L’isolement, les restrictions de l’accès au traitement, une conjoncture économique en détérioration et la pénurie de logements mettent en péril les interventions de réduction des risques. Pour en savoir plus, en anglais, veuillez lire les informations ci-dessous.
In mid-March, as the Covid-19 pandemic was accelerating, Shantae Owens found a man unconscious in a public bathroom in Tompkins Square Park, in New York’s East Village. Owens wasn’t surprised at his discovery. He was on street outreach distributing naloxone, which helps reverse opioid overdoses, as well as syringes, condoms, and other health supplies. He administered naloxone and called 911. The ambulance took longer to arrive than usual.
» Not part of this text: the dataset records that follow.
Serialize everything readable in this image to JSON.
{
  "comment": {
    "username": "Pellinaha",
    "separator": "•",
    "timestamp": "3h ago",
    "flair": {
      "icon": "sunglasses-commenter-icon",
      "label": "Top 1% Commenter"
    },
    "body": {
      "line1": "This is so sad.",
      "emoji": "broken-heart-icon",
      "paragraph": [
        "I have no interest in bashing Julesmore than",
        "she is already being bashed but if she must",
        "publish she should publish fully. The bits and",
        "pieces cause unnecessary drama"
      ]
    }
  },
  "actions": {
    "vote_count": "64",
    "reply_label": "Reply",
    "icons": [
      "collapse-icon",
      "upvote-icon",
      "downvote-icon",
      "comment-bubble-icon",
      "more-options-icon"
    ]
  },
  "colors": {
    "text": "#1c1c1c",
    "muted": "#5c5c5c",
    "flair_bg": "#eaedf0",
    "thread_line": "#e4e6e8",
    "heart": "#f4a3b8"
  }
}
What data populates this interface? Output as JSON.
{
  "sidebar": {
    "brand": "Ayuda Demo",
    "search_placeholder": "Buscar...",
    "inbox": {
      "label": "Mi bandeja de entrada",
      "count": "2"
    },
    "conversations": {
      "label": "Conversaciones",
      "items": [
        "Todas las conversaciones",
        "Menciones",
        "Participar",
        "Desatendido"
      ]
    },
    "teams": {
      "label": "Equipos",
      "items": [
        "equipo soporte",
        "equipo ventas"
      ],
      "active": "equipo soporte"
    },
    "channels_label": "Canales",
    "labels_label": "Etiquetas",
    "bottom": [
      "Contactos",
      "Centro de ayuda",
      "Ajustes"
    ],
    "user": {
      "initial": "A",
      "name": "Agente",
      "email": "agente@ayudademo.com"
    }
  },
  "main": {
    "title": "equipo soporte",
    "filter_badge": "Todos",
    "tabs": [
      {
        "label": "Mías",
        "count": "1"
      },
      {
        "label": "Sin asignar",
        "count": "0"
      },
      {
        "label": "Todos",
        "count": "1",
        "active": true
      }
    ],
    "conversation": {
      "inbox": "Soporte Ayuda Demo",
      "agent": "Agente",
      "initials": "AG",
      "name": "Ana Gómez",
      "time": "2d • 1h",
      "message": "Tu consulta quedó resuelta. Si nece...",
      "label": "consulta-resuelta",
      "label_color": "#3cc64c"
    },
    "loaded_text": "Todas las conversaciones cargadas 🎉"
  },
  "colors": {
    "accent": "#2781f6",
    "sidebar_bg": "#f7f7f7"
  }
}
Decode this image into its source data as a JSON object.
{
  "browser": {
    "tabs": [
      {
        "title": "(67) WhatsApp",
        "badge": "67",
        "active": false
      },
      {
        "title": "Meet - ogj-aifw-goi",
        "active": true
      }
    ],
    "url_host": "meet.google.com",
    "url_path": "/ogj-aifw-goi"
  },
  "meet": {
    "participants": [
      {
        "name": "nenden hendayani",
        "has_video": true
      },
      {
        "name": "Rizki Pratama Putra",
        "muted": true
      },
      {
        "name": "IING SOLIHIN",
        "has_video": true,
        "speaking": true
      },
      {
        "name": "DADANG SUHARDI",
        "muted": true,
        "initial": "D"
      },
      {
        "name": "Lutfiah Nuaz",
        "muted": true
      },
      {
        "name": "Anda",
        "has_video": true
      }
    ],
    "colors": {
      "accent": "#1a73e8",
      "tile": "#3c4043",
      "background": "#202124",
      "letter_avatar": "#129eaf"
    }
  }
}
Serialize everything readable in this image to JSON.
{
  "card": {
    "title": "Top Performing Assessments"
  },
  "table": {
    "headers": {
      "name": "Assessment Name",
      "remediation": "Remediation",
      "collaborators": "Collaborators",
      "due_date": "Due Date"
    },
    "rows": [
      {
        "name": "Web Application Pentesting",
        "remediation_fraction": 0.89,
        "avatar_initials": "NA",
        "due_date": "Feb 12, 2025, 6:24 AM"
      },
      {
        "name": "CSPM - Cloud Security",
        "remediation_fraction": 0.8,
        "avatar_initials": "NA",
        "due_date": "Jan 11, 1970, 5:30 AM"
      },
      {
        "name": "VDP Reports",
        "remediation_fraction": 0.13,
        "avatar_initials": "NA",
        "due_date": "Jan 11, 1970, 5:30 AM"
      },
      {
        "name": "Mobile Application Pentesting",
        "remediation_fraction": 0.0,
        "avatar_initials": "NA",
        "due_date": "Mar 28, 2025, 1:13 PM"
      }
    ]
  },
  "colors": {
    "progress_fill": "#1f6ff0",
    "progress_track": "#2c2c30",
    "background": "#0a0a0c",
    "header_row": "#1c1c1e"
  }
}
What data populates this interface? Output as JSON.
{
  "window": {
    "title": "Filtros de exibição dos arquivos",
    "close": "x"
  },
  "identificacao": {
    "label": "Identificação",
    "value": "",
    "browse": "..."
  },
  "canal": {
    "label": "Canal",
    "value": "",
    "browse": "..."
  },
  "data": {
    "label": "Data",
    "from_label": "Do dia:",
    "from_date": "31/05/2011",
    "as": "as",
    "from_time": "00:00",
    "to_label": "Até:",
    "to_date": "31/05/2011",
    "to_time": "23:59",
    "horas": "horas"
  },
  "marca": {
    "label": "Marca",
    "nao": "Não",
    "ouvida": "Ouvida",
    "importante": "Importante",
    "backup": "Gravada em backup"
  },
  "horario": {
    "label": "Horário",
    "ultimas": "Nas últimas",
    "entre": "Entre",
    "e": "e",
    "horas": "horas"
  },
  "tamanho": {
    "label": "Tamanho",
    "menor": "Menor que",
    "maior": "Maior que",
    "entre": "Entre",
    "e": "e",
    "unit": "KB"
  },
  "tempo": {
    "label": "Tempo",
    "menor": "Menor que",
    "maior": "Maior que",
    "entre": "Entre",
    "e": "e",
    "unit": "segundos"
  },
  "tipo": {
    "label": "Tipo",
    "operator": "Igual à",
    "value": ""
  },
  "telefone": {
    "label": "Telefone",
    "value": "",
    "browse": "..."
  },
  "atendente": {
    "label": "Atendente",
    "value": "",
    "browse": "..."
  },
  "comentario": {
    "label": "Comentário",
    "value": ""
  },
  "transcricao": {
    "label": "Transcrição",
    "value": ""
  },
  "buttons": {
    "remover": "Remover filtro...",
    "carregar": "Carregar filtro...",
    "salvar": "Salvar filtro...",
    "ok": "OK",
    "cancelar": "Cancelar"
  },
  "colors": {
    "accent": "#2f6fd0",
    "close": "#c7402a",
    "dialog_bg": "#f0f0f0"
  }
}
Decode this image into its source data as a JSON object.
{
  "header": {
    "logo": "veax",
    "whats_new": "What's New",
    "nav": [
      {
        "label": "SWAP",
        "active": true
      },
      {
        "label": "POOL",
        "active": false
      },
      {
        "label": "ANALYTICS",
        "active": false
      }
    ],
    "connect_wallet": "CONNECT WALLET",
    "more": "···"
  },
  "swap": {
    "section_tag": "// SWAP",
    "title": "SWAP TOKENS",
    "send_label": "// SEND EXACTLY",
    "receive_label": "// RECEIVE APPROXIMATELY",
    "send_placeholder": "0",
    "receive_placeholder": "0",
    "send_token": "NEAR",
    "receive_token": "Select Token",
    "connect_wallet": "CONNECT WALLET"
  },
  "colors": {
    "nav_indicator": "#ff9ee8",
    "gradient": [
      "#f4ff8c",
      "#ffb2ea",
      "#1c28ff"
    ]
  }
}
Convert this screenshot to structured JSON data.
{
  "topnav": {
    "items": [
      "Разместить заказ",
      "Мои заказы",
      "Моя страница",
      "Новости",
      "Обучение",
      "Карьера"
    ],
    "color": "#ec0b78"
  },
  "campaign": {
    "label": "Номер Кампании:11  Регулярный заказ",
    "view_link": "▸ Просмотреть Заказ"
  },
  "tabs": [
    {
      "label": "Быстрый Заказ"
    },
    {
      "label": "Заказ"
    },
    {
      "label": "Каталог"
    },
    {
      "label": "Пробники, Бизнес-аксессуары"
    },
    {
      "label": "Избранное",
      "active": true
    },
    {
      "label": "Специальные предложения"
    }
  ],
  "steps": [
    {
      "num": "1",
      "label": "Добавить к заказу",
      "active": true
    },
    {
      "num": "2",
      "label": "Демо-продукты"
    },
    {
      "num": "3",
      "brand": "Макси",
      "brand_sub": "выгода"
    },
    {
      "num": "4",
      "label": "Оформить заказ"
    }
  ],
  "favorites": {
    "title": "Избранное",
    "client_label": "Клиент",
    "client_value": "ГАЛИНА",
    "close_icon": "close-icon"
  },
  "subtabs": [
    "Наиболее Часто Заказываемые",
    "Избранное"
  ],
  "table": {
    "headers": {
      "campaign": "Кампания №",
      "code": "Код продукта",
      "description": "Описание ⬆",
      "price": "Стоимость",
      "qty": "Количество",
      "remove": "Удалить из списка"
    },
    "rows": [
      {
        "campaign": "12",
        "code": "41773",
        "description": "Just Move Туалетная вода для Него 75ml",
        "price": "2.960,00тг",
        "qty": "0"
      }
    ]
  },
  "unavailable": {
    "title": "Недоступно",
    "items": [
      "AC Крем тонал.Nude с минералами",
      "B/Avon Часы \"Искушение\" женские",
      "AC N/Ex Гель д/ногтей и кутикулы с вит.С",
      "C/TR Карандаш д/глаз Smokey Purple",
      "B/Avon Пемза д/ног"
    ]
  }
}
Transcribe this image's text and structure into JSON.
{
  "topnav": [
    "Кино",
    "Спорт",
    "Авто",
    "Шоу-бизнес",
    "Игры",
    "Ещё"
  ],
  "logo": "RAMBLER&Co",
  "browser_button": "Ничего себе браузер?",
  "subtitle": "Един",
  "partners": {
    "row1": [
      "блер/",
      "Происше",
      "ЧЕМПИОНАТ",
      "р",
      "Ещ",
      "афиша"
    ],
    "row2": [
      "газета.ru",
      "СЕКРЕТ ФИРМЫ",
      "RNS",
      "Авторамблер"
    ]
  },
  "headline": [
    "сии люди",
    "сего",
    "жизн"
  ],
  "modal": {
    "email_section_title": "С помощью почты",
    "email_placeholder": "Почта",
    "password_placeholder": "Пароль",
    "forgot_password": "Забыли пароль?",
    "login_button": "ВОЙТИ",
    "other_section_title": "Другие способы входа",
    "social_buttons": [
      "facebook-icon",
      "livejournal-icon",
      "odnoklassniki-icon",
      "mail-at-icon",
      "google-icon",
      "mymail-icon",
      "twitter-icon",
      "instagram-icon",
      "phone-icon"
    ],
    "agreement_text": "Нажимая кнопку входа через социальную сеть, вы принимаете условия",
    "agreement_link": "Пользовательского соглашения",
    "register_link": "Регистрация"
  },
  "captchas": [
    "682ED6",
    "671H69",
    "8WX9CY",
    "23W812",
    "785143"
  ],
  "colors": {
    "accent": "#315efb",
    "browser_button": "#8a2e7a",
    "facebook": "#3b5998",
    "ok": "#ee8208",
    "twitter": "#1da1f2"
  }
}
Owens is an outreach worker with the Lower East Side Harm Reduction Center, which has temporarily stopped doing outreach due to Covid-19-related safety concerns. But he still covers the parks, public restrooms, and drug houses of the South Bronx, Washington Heights, and Lower Manhattan as a volunteer with VOCAL-NY, a grassroots organization that grew out of the AIDS epidemic and is staying open during the lockdown. Many harm reduction programs are still running as essential services, though others, such as those that operate out of county health departments, like Michigan’s, are now largely closed because of Covid-19. Owens is concerned about what the lockdown will mean for drug users—in particular, for people who use opioids and are at high risk of fatal overdose. “We fear that overdose is going to rise,” Owens told me, “because there’s not enough services. We’ve already lost so many people to the overdose crisis.”
Around the country, organizations that work to reduce drug-related harms such as overdose, HIV, and hepatitis C are now facing yet another devastating virus. And for active drug users, people in drug treatment, and people without stable housing, business closures and physical distancing mandates are causing a cascade of economic and practical difficulties that compound health dangers. “I worry for my community,” said Kelly Culbert, who works at NYHRE, an East Harlem harm reduction center that has closed temporarily. “They’re scared. They have very little access to equipment [for safer drug use]. And everything has become more problematic—from the ways people were making their money to locating a dealer and that person having an adequate supply. It’s all become riskier, less available.”